IRREVOCABLE TRUST CAN PREVENT
STEP-MOM FROM DISINHERITING KIDS
Use of Irrevocable Trusts to prevent disinheritance
of children of prior marriages.
Paper Mill Operation
Dear Mr. Miller: I hope you can help my brother and me. Our Dad died last month and I think all of his estate is going to end up with his wife’s children. Several years ago Dad married a lady who had two children of her own. Those children are about our age, in their 40’s. Dad had a lot of property and cash, I’d say he was worth about $550,000. When he died last month, he was still worth about that amount. But his wife, who we have never gotten along with, told us we would get nothing now and she would change the trust so that we would get nothing when she died. She’s going to leave it all to her kids and disinherit us! What happened is that two years ago Dad decided to have a Living Trust made out. He chose a very inexpensive attorney to do it. In fact, he never really saw the attorney. Instead a representative came to his house. This guy was really a salesman. He took some information from Dad as well as a check for $650. The following week Dad received a mail packet with all the documents in the envelope and instructions on how to have everything signed. He went ahead and followed the directions to the “T.” As I look over my copy of Dad’s trust, at the top of page one a box is checked stating “Joint Trust, Revocable for both Spouses lives.” Does this mean his wife can do whatever she wants with the assets and we get nothing? Dad said we were supposed to get everything when his wife died. I thought that all Living Trusts were irrevocable after one spouse dies.–Child With Disappearing Inheritance
Dear Disappearing: I constantly stress that there are 1000’s of different types of Living Trusts but still, many people don’t seem to want to believe this. Joint husband and wife Living Trusts can be revocable (able to be changed) or irrevocable (not capable of being changed) after the first death.

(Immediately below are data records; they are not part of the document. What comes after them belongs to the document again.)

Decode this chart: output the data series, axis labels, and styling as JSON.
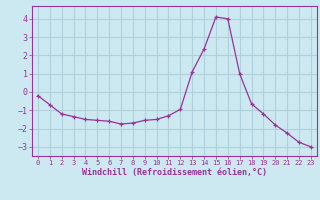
{
  "x": [
    0,
    1,
    2,
    3,
    4,
    5,
    6,
    7,
    8,
    9,
    10,
    11,
    12,
    13,
    14,
    15,
    16,
    17,
    18,
    19,
    20,
    21,
    22,
    23
  ],
  "y": [
    -0.2,
    -0.7,
    -1.2,
    -1.35,
    -1.5,
    -1.55,
    -1.6,
    -1.75,
    -1.7,
    -1.55,
    -1.5,
    -1.3,
    -0.95,
    1.1,
    2.35,
    4.1,
    4.0,
    1.0,
    -0.65,
    -1.2,
    -1.8,
    -2.25,
    -2.75,
    -3.0
  ],
  "line_color": "#993399",
  "marker": "+",
  "marker_color": "#993399",
  "bg_color": "#cce8f0",
  "grid_color": "#b0d0dc",
  "xlabel": "Windchill (Refroidissement éolien,°C)",
  "xlabel_color": "#993399",
  "tick_color": "#993399",
  "ylim": [
    -3.5,
    4.7
  ],
  "yticks": [
    -3,
    -2,
    -1,
    0,
    1,
    2,
    3,
    4
  ],
  "xticks": [
    0,
    1,
    2,
    3,
    4,
    5,
    6,
    7,
    8,
    9,
    10,
    11,
    12,
    13,
    14,
    15,
    16,
    17,
    18,
    19,
    20,
    21,
    22,
    23
  ],
  "title": ""
}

Very few Trusts that I have seen have check boxes on page one to describe the type of trust. But remember, whatever is indicated on page one may be different from the actual language inside the document. So I would suggest that you have an attorney review the actual document and not just assume what it says.

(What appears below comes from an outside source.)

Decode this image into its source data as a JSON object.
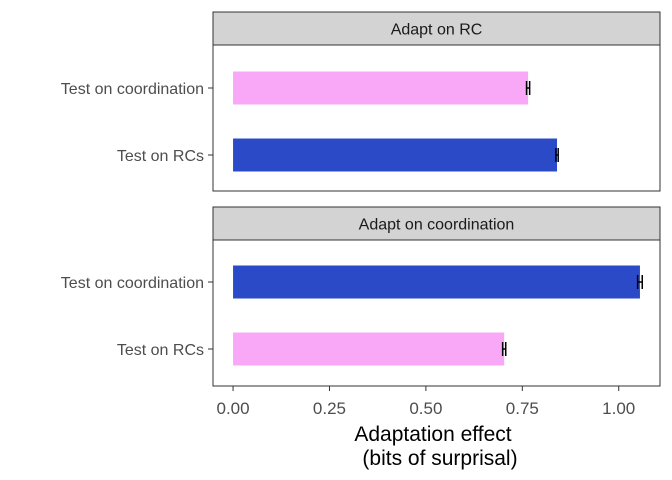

Paper Mill Operation: From your description of what took place, your Dad signed on with what we call a “paper mill” operation. Whether an attorney was actually involved in the drafting or review of the document is anyone’s guess. But when the entire interview is done by a salesman/representative this should be the first clue that things are not right.
The salesman probably assisted your Dad in selecting the type of trust that would be prepared. But salesman usually have limited knowledge with which to advise. So your Dad apparently selected a trust which was revocable after the first death rather than one that became irrevocable at that point.

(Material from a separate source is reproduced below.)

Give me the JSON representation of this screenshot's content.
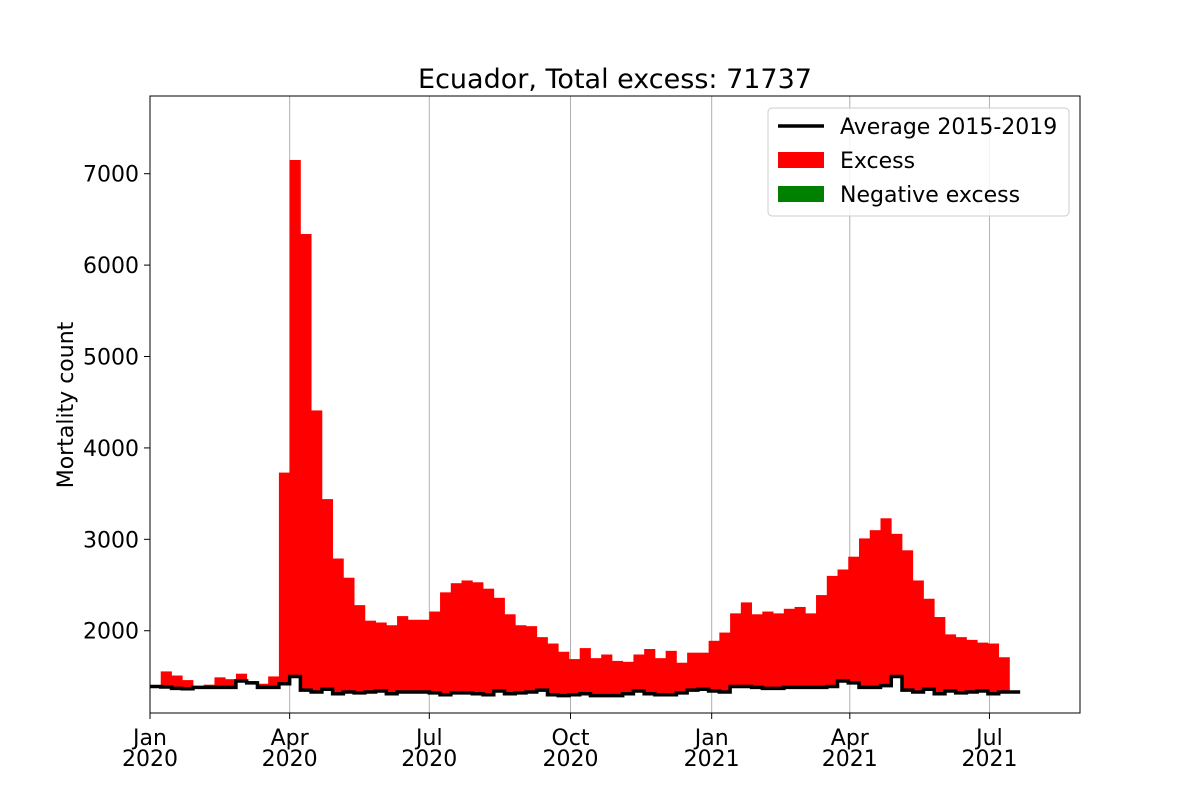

Irrevocable Alternative: Usually an attorney asks all sorts of questions about your family and whether there are children from prior marriages in addition to finding out about the type of assets you own and your net worth. In your Dad’s case, he probably would have recommended a trust which would become irrevocable upon his death. At that time, his wife would have received the income from it for her life and maybe have had the ability to dip into the principal if she needed it. Upon her death, what was left would have been directed to be distributed to you and your brother.
The proper person to be advising on Trusts is an attorney skilled in this field. He may be more expensive than the alternative, but he’s dealing with your lifetime savings–something near and dear to most people’s hearts.
Please keep in mind that no two sets of circumstances are identical and that the answer to any legal problem may change drastically based on even a slight change in the circumstances.